When using vaex I came across an unexpected error NameError: name 'column_2_0' is not defined
.
After some investigation I found that in my data source (HDF5 file) the column name causing problems is actually called column_2.0
and that vaex renames it to column_2_0
but when performing operations using column names I run into the error. Here is a simple example that reproduces this error:
import pandas as pd
import vaex
cols = ['abc_1', 'abc1', 'abc.1']
vals = list(range(0,len(cols)))
df = pd.DataFrame([vals], columns=cols)
dfv = vaex.from_pandas(df)
for col in dfv.column_names:
dfv = dfv[dfv[col].notna()]
dfv.count()
...
NameError: name 'abc_1_1' is not defined
In this case it appears that vaex tries to rename abc.1
to abc_1
which is already taken so instead it ends up using abc_1_1
.
I know that I can rename the column like dfv.rename('abc_1_1', 'abc_dot_1')

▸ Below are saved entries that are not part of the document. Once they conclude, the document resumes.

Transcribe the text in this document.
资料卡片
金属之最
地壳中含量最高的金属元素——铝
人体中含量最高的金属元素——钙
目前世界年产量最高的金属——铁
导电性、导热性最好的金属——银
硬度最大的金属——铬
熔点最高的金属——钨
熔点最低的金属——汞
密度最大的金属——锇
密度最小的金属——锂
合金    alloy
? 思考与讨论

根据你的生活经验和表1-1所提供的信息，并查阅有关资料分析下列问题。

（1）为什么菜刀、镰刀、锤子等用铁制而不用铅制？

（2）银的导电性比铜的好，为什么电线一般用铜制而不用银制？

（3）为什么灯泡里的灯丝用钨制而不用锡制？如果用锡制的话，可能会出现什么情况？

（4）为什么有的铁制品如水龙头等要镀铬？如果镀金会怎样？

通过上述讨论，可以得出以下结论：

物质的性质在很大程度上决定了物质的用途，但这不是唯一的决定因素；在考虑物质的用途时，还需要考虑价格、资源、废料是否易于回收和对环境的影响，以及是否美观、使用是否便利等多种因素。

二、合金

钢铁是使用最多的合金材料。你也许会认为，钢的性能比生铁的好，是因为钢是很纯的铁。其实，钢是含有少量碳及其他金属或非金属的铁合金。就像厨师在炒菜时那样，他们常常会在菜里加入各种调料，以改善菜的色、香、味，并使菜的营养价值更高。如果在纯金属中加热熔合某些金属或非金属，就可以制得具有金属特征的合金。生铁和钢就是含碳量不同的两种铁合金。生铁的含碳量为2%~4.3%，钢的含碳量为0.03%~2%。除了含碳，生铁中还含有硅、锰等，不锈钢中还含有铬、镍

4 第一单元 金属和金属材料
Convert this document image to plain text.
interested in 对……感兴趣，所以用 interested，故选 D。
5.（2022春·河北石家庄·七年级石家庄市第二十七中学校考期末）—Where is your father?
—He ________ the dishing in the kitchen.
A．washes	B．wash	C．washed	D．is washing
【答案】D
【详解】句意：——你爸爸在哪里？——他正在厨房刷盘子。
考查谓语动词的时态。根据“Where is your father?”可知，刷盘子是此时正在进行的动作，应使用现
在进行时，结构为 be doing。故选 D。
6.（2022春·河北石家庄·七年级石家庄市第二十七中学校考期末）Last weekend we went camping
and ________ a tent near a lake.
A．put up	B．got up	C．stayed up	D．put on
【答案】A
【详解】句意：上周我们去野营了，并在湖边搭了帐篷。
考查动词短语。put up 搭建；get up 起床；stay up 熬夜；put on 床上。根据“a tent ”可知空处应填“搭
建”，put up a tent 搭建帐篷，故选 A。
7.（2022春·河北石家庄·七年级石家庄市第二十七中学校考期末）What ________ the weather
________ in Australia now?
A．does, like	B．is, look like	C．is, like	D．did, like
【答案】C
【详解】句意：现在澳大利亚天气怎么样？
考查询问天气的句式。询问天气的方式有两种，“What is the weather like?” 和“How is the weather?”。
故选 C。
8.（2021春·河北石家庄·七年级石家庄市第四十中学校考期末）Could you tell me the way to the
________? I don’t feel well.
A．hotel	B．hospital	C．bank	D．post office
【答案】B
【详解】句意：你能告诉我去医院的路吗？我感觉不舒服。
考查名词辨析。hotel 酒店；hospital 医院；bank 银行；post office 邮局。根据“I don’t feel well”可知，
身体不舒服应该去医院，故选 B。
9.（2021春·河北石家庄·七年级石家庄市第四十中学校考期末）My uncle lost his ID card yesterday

, but (a) I'd need to introduce special logic for naming conflicts like in this example where the column name that vaex comes up with is already taken and (b) I'd rather not have to do this manually each time I have a column that contains a period.
I could also enforce all my column names from source data to never use a period but this seems like a stretch given that pandas and other sources where data might come from in general don't have this restriction.
What are some ideas to deal with this problem other than the two I mentioned above?